David Wallace-Wells (@dwallacewells): “The good news is we have implemented policies that are significantly bringing down the projected global average temperature change,” @KHayhoe says. The bad news is that we have been “systematically underestimating the rate and magnitude of extremes.”

David Wallace-Wells (@dwallacewells): @KHayhoe "Even if temperature rise is limited to two degrees, she says, 'the extremes might be what you would have projected for four to five.'"

David Wallace-Wells (@dwallacewells): @KHayhoe "In a news release this week, the United Nations predicted that a world more than two degrees warmer would lead to 'endless suffering.'”

David Wallace-Wells (@dwallacewells): @KHayhoe “'Things are coming through faster and more severely,' agrees British economist @lordstern1. In green technology, he says, 'we hold the growth story of the 21st century in our hands.' But he worries about the future of the Amazon, the melting of carbon-rich permafrost..."

David Wallace-Wells (@dwallacewells): @KHayhoe @lordstern1 "...and the instability of the ice sheets — each a tipping point that 'could start running away from us,' he says. 'Each time you get an I.P.C.C. report, it’s still worse than you thought, even though you thought it was very bad,' he says."

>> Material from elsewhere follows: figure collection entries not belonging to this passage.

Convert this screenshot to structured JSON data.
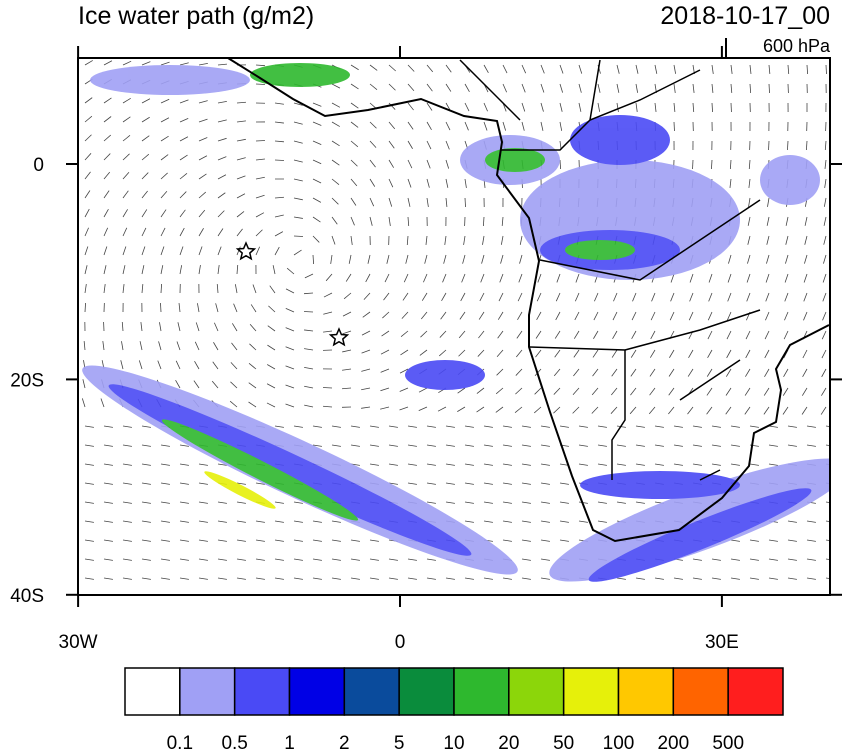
{
  "header": {
    "title": "Ice water path (g/m2)",
    "date": "2018-10-17_00",
    "level": "600 hPa"
  },
  "map": {
    "lat_ticks": [
      {
        "value": 0,
        "label": "0"
      },
      {
        "value": -20,
        "label": "20S"
      },
      {
        "value": -40,
        "label": "40S"
      }
    ],
    "lon_ticks": [
      {
        "value": -30,
        "label": "30W"
      },
      {
        "value": 0,
        "label": "0"
      },
      {
        "value": 30,
        "label": "30E"
      }
    ]
  },
  "colorbar": {
    "colors": [
      "#ffffff",
      "#a0a0f5",
      "#4a4af5",
      "#0000e6",
      "#0a4b9c",
      "#0a8c3c",
      "#2eb82e",
      "#8cd60a",
      "#e6f00a",
      "#ffc800",
      "#ff6400",
      "#ff1e1e"
    ],
    "labels": [
      0.1,
      0.5,
      1,
      2,
      5,
      10,
      20,
      50,
      100,
      200,
      500
    ]
  }
}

David Wallace-Wells (@dwallacewells): @KHayhoe @lordstern1 “'The human race doesn’t, as it were, collapse at two degrees, but you probably will see a lot of death, a lot of movement of people, a lot of conflict over space and water.'”

David Wallace-Wells (@dwallacewells): @KHayhoe @lordstern1 “I mean, we’re at not even one and a half now, and a third of Pakistan is underwater, right?” says @OlufemiOTaiwo. “What we’re seeing now at less than two degrees — there’s nothing optimistic about that.”

David Wallace-Wells (@dwallacewells): @KHayhoe @lordstern1 @OlufemiOTaiwo "All of which suggests an entirely different view of the near future, equally true. The world will keep warming, and the impacts will grow more punishing, even if we meet the world’s most ambitious goals: nearly halving global emissions by 2030 and getting to net-zero by 2050."

David Wallace-Wells (@dwallacewells): @KHayhoe @lordstern1 @OlufemiOTaiwo “These dates — 2030, 2050 — they are meaningless,” says @gailbradbrook, one of the British founders of @ExtinctionR. “What matters is the amount of carbon in the atmosphere, and there is already way too much."

David Wallace-Wells (@dwallacewells): @KHayhoe @lordstern1 @OlufemiOTaiwo @gailbradbrook @ExtinctionR "The dates can be excuses to kick the problem into the long grass. But the important thing is that we’re doing harm, right now, and that we should stop absolutely as soon as possible with any activities that are making the situation worse.”